I know that the tangents from a point to a conic section subtend equal angles on the focus.
However, I have mostly studied conic sections from the perspective of coordinate geometry, so even when there are properties common to all conic, I have to prove them separately for parabola, ellipse, hyperbola, and circle.
The only common denominator between these figures I know of is that they are the locus of points which have a constant ratio of distance from a fixed line and a fixed point. However, I haven't been able to use that much to my aid, having hardly any experience in dealing with these figures in such a way.
Observing the apparent simplicity of the result, is there a simple proof for the theorem?
P.S.: I would be thankful if someone could suggest resources that deal with such results about conic sections, especially if they use synthetic geometry.
Best Answer
Here's the theorem you want to prove:
I'll give a proof for the same-branch case. The other case can be proved in an analogous way.
Let $OQ$, $OQ'$ be two tangents from point $O$ to a conic with focus $S$ (see figure below). Let $Z$ be the intersection point of line $OQ$ with the directrix related to $S$: we have then $SZ\perp SQ$ (see here for a proof). Drop from $O$ the perpendiculars $OU$ to $SQ$ and $OI$ to the directrix and let $M$ be the projection of $Q$ on the directrix.
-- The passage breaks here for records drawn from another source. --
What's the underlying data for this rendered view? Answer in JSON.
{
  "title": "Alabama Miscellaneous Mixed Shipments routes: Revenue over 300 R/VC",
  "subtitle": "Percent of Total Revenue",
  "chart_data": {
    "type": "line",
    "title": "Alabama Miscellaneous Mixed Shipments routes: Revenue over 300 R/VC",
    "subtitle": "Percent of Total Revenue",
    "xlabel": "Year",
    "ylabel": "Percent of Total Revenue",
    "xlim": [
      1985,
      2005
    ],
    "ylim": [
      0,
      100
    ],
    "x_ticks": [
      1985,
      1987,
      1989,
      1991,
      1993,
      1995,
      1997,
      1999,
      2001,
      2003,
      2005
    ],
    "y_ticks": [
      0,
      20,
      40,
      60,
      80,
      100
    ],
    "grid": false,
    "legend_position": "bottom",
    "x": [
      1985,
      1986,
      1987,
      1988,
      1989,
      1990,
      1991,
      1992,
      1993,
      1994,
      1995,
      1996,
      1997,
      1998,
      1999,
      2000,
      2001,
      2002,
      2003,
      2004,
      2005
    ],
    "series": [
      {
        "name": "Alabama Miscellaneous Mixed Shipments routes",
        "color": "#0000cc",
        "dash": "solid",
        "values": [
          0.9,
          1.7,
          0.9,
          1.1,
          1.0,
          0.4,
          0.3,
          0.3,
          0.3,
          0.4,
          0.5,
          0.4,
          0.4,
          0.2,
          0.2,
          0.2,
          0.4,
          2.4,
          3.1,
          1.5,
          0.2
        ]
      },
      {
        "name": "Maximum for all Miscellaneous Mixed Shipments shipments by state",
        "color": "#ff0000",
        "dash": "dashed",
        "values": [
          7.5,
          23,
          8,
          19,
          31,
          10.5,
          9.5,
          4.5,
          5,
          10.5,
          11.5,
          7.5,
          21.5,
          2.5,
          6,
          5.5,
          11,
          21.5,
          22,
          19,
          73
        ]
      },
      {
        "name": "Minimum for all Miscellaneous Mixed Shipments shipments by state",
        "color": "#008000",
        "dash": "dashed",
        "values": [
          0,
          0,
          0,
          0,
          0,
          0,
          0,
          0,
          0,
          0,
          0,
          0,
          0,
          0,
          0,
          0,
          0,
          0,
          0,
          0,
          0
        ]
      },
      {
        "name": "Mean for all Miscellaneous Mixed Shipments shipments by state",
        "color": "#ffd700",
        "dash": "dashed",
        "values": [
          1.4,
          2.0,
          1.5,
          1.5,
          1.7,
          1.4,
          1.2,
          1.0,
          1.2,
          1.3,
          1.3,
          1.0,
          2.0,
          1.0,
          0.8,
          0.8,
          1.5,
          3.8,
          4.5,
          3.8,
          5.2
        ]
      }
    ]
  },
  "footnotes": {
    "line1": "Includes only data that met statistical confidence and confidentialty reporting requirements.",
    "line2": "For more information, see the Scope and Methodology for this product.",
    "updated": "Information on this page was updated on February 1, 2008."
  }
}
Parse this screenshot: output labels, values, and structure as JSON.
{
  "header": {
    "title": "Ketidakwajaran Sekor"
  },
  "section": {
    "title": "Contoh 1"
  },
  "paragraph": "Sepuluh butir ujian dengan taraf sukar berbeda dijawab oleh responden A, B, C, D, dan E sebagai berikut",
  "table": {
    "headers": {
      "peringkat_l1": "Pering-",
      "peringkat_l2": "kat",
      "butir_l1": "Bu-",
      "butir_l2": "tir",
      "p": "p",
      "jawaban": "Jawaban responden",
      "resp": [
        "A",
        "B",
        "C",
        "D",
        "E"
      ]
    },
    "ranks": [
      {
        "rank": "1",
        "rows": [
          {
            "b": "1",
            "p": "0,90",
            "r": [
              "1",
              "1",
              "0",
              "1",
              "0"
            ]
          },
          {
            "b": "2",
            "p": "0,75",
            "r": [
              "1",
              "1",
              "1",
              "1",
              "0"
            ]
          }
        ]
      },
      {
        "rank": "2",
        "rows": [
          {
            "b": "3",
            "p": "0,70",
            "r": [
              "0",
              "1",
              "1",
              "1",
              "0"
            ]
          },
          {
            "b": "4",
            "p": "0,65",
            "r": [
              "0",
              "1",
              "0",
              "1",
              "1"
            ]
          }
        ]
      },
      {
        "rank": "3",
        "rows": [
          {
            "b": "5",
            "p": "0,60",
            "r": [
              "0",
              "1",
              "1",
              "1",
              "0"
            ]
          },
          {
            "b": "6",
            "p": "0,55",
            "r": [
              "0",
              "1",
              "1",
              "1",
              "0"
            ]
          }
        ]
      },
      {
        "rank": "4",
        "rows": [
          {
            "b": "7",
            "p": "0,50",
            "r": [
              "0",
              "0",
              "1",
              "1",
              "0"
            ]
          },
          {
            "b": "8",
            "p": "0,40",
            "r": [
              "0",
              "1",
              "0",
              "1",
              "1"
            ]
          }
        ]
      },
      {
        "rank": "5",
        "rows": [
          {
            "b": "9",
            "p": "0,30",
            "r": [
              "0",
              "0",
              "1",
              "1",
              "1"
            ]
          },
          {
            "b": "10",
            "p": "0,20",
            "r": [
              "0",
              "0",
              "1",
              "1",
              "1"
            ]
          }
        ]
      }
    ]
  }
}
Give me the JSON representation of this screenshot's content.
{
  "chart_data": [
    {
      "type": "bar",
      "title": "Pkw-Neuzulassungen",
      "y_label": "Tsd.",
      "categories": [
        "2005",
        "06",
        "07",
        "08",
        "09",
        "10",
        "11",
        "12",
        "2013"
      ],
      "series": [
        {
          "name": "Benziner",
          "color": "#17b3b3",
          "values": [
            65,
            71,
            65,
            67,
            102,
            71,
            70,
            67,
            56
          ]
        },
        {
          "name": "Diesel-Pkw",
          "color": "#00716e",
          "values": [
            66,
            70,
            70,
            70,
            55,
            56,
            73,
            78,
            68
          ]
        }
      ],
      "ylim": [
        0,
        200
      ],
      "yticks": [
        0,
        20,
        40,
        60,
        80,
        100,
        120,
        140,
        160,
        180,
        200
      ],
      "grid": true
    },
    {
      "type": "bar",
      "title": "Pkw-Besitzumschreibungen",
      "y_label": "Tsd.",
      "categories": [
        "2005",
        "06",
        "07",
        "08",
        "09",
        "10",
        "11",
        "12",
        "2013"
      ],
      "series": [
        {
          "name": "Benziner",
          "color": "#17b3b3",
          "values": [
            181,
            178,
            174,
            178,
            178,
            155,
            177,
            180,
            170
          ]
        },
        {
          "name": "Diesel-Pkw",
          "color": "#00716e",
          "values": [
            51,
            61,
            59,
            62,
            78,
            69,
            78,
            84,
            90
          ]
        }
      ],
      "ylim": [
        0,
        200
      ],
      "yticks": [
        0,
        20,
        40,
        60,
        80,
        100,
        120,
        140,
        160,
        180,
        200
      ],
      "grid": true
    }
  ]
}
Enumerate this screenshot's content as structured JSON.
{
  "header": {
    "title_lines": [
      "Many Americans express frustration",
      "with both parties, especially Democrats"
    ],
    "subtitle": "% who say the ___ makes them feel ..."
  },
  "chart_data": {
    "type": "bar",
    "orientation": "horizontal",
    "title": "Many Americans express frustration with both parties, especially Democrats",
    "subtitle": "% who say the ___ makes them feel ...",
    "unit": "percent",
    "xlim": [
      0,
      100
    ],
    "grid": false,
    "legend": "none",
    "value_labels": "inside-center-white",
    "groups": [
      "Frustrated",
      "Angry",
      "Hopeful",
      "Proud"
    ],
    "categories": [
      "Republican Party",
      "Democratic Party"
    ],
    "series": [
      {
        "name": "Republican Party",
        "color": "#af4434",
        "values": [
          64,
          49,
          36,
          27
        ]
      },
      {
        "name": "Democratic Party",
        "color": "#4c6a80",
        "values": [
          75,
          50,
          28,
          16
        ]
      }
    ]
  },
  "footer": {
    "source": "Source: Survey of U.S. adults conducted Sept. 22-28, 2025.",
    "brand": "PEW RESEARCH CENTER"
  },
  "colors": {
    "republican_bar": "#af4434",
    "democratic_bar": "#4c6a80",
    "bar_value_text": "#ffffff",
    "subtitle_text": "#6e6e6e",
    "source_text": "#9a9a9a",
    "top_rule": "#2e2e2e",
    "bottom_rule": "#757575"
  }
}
From similar triangles we have then:
$$ SU:SQ=ZO:ZQ=OI:QM, $$ that is: $$ SU={SQ\over QM}OI=e\,OI, $$ where $e$ is the eccentricity of the conic. Considering tangent $OQ'$ we can analogously prove $SU'=e\,OI$, where $U'$ is the projection of $O$ on $SQ'$. Hence $SU=SU'$ and triangles $OSU$, $OSU'$ are congruent. It follows that $\angle OSQ=\angle OSQ'$, Q.E.D.